A second antitrust lawsuit by a group of investors claiming that Cboe Global Markets Inc. let traders rig its volatility index was dismissed Monday by U.S. District Judge Manish Shah in Chicago.
The index, known as VIX and also called the fear gauge, measures expected 30-day volatility for U.S. stocks based on S&P 500 options.
The plaintiffs argued in their complaint that Cboe made VIX products "extremely replicable" and therefore susceptible to manipulation, to attract and keep liquidity providers paying transaction fees.
Mr. Manish dismissed the plaintiff's first proposed class action in May because it failed to establish loss causation, among other weaknesses, but gave them a chance to amend their complaint.

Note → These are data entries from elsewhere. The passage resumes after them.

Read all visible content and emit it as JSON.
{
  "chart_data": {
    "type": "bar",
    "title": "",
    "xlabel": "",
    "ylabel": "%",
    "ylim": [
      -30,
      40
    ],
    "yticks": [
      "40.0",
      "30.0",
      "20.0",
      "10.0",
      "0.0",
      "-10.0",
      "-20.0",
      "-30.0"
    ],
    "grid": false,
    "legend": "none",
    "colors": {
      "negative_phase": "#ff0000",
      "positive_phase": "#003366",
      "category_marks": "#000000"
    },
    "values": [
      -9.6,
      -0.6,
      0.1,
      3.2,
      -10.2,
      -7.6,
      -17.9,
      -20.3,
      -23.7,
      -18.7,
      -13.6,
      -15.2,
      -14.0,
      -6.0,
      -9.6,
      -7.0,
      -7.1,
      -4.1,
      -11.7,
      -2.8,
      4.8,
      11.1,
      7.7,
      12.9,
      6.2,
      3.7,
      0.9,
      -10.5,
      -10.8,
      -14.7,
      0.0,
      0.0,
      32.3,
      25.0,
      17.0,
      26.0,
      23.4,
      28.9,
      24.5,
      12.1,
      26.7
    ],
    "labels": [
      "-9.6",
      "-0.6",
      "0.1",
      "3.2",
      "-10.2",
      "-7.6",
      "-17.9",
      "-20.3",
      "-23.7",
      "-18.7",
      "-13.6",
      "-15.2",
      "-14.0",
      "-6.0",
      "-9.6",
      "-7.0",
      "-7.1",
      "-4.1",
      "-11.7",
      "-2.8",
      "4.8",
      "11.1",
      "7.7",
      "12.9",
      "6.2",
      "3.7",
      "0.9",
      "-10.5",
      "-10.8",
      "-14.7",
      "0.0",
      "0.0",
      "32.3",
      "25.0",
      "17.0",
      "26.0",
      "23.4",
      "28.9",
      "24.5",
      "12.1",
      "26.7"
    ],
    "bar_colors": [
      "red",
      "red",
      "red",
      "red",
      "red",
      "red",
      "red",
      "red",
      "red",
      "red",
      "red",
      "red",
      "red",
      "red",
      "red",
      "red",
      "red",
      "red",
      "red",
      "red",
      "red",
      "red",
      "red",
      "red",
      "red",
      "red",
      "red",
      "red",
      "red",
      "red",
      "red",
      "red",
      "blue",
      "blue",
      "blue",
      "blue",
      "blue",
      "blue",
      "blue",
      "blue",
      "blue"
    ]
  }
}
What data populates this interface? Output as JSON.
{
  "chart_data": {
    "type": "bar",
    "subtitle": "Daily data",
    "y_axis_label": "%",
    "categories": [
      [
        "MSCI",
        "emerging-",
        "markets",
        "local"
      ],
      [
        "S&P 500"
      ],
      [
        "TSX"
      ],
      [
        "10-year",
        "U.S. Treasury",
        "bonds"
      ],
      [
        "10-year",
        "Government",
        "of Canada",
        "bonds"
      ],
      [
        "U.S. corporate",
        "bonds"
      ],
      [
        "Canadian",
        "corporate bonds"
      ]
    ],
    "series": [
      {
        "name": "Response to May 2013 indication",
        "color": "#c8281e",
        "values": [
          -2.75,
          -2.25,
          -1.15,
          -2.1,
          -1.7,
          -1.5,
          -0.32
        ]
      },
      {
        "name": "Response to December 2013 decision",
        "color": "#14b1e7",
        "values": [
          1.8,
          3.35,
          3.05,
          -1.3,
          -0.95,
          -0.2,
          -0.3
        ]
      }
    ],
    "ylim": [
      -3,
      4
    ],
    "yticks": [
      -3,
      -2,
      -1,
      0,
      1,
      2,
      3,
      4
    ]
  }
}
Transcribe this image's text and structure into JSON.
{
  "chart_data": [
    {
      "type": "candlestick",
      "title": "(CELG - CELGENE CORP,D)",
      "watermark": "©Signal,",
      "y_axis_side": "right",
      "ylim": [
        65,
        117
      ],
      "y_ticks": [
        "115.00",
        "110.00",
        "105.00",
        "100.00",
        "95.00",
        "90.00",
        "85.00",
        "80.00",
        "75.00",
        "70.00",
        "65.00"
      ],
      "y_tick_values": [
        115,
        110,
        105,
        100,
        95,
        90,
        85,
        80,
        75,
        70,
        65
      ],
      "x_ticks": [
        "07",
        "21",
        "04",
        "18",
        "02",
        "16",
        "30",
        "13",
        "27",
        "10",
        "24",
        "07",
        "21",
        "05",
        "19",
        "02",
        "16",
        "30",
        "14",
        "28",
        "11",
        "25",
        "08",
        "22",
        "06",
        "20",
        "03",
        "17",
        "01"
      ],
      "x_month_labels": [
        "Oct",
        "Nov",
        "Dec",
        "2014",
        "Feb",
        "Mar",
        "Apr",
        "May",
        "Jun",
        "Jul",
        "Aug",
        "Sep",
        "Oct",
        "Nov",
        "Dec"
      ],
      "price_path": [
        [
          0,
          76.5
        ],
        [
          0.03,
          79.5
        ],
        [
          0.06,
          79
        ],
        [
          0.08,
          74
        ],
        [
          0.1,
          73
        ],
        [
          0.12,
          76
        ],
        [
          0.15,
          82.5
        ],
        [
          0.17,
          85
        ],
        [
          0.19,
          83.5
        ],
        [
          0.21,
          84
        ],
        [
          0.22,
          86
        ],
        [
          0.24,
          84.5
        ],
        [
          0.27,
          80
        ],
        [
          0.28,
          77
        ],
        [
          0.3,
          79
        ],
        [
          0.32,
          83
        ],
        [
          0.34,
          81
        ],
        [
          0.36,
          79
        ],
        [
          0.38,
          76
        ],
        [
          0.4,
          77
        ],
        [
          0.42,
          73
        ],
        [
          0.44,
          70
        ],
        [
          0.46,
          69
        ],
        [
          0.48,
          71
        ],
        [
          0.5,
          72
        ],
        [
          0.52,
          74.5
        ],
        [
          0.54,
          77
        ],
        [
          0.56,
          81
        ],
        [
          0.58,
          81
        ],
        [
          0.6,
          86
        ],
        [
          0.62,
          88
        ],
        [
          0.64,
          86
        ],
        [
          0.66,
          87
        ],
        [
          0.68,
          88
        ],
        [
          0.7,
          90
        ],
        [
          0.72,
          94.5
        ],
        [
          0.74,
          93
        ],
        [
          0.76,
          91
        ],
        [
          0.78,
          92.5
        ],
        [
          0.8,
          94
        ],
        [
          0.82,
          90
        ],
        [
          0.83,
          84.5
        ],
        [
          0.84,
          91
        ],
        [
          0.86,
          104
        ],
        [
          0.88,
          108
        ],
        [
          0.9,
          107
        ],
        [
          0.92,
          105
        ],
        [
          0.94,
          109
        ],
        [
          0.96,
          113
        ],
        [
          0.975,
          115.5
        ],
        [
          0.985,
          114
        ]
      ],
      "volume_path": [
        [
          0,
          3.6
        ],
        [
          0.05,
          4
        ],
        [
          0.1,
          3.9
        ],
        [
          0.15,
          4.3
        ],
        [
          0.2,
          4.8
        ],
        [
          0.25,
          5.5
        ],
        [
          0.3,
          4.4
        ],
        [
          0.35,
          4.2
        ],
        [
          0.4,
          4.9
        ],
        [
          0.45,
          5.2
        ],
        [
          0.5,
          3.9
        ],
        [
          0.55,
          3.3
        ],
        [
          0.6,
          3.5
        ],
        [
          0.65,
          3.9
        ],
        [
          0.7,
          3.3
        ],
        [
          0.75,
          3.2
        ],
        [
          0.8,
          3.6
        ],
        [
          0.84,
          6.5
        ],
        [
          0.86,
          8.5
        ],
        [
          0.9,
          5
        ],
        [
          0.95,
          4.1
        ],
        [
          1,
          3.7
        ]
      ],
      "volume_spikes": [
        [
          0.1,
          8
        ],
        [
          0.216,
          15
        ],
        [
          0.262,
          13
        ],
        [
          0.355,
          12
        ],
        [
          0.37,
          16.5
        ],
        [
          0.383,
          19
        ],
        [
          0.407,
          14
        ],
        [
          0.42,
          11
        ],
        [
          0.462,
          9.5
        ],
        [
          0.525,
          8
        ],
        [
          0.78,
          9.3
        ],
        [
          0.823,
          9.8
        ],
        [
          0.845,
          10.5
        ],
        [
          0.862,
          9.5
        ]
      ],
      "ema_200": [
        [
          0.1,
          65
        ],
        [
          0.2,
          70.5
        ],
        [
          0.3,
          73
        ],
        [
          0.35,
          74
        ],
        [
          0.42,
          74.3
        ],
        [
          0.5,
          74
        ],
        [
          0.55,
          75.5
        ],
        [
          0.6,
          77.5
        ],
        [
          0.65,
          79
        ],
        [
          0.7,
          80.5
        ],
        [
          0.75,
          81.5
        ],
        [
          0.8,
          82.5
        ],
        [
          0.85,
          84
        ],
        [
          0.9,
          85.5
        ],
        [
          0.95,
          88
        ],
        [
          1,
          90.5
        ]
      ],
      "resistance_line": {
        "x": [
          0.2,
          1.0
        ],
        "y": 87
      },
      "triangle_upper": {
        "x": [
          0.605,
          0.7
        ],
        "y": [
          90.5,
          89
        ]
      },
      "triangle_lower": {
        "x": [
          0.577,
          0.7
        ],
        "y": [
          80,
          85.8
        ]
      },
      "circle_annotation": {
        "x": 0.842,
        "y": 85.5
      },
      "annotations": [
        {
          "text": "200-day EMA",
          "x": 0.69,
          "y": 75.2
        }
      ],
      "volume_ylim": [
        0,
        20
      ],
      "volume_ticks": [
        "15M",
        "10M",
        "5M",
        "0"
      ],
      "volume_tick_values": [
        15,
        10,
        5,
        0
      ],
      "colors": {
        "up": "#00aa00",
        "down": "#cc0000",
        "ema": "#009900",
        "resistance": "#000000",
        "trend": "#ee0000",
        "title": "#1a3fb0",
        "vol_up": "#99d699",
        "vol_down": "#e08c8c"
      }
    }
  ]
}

The second attempt sought to hold Cboe negligent for its enforcement of rules aimed at preventing manipulation of the index, but Mr. Manish ruled that "any manipulation that occurred was unintentional or negligent (from Cboe's perspective)," and granted Cboe's motion to dismiss the case. The second dismissal with prejudice prevents further attempts to file a complaint.
“We are pleased with the decision to grant our motion and dismiss the claims against Cboe with prejudice. Throughout this litigation, we have vehemently denied plaintiffs’ allegations against Cboe,” a Cboe spokeswoman said.